In the learning phase, participants in immersive virtual reality viewed a naturalistic indoor scene from one zone (binocular vision and limited head movements) with a restricted field of view (90 degree cone) and only one viewing direction permitted (e.g. North). After participants became familiar with the view, the cyclopean point was briefly frozen with respect to the scene (definition of ‘home’). Participants were then teleported to another location and had to return to ‘home’ (search phase). Again, the FOV was restricted, but the direction could be 0, 90 or 180 degrees different from the learning phase. The learning-phase view was always towards the centre of the room and participants had a sufficient view of objects in both the learning and search phases to ensure that the task was always possible.
Participants’ errors (RMSE of reported location relative to ‘home’) increased as a function of the angle between the learning and search phase viewing directions. When the search phase orientation differed by 90 or 180 degrees, the reported location was systematically shifted in the direction of the view in the search phase (GROUP: p < .0001).

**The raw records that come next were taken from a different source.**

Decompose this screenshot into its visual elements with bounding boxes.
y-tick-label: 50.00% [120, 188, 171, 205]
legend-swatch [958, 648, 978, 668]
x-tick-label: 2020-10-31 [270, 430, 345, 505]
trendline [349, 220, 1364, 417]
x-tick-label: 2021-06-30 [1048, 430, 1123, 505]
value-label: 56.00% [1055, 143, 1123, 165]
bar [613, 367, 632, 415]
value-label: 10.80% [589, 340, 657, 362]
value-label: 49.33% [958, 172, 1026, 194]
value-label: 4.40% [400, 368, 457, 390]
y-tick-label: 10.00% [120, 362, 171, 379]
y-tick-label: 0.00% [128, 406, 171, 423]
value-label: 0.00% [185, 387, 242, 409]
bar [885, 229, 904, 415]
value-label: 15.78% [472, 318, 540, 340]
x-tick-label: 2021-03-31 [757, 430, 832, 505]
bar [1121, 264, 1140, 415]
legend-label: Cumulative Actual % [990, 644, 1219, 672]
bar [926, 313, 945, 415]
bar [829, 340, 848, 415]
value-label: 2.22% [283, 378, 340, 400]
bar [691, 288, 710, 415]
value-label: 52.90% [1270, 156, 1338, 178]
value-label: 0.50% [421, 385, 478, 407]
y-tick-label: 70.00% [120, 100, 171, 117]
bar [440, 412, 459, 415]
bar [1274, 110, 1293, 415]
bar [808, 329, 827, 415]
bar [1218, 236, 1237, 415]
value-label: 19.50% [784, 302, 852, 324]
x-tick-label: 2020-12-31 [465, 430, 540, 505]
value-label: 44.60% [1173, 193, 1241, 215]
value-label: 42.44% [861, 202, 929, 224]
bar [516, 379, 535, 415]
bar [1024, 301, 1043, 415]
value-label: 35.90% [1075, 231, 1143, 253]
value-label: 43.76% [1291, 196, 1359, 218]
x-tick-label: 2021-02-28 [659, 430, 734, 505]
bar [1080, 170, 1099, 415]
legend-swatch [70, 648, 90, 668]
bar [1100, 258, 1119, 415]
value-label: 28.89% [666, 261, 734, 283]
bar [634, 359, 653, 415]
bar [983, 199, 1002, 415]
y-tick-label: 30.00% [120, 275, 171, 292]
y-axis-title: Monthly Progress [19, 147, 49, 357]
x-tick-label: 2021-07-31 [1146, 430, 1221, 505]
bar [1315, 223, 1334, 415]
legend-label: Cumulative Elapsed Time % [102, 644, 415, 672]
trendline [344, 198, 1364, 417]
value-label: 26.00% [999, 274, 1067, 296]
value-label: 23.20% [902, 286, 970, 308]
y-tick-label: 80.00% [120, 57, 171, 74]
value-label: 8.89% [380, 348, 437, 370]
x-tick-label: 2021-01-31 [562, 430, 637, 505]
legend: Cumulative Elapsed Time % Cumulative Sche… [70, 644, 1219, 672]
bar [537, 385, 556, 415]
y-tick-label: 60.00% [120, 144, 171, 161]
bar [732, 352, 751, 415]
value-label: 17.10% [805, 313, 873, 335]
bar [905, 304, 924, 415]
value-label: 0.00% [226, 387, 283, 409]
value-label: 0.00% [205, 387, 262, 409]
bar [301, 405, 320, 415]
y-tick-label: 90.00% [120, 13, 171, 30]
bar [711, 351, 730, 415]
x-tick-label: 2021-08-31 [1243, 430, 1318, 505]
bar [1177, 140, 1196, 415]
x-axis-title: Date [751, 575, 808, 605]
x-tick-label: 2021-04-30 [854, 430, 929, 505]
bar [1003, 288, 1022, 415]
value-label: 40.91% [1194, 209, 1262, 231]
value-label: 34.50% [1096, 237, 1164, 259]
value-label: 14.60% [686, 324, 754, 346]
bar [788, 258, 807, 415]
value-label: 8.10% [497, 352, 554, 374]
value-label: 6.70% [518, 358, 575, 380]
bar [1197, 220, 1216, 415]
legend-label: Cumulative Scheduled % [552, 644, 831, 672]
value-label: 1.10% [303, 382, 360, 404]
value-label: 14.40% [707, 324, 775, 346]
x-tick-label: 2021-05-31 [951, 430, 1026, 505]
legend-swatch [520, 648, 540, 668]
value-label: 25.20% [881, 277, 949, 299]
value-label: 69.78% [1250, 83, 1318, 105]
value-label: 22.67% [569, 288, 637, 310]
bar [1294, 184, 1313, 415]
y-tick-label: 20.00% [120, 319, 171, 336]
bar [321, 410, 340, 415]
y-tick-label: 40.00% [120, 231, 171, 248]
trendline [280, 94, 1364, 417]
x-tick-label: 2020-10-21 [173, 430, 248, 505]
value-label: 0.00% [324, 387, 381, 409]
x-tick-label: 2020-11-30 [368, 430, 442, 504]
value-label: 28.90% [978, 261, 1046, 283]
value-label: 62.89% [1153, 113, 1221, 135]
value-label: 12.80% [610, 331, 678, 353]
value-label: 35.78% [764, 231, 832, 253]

The fact that participants are able to return relatively close to ‘home’ rules out (by design) the hypothesis that they are using an image-matching strategy to solve the task. On the other hand, a 3D reconstruction hypothesis does not predict these systematic biases. Any image-based strategy that could explain these data would need to rely on something like the latent space interpolation that has been so successful in generative adversarial networks (GANs).